Ten years ago when I started my journey in education, an art teacher told me that you do art with your students in hopes that they will see the world differently. As I processed what she said, I began to imagine the students I worked with walking to school, coming home to their neighborhoods with a broader sense of hope for themselves and the places they lived. While I liked this idea, I don’t think I ever experienced it for myself until I began practicing floral design.
Though I am not a formally trained artist, the art of floral arranging is a way for me to explore design, color, texture and making things with my hands. Flower arranging gives me tremendous amounts of joy. I am at an early stage in my career as a florist and every wedding feels like an exciting opportunity to make, create, work with nature and experience this joy. The more flower arrangements I create, the more I begin to notice the verdant life all around me in my urban Brooklyn neighborhood.

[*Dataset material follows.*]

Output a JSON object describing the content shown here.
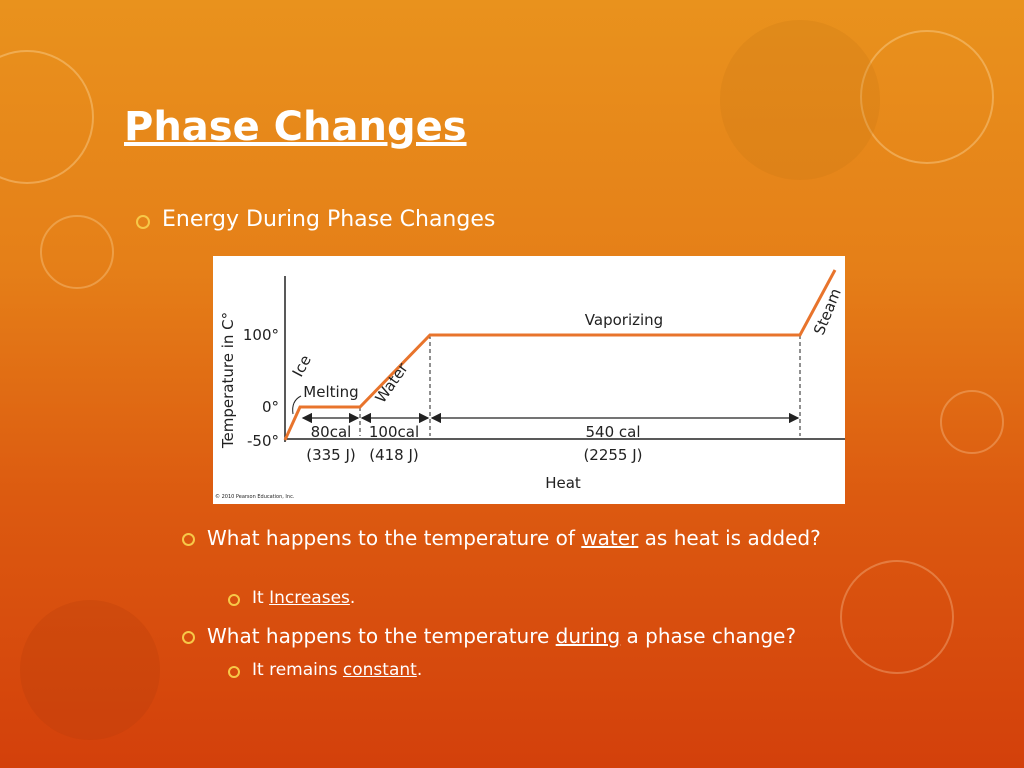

What my friend had said all those years ago, I am finally seeing. Every time I go outside I notice the greens, the flowers that are growing and the ones that are dying. I see the different kinds of varieties of greens on a tree. Before, I merely saw the trees in the background of my life and the flowers in each landscape as nature’s platitudes. But as I begin to work with flowers, I realize how profound it truly is that the colors, shapes, smells and textures of a flower are not made my man but are a product of the ground and the magic hand of God which breathes into them. With this in mind, I am seeing the world and everything in it as new.
Recently I went to the aquarium with my 15 month old son and I saw the colors and the lines on the fish as if all of those years travelling to the aquarium and zoo in my childhood, I had been blind to the magnificent designs of nature. Perhaps this new found participation in the design of flowers has lifted a veil from over my eyes. The more arrangements I make, the more awe I have for the wild, the universe and its intricacies which are so far beyond my ability to properly conceive. I love thinking about the deep shades of blue that perhaps no human has ever seen but exists somewhere in the vast seas.
As a mother, one of the best things I can do for my son is cultivate awe in him and encourage him to explore the mysteries of his surroundings; and in so doing create empathy for his environment as well as his fellow human beings. What better reason to pursue one of man’s first callings to love, care for and nurture the earth and what better reason to make art...and to make babies!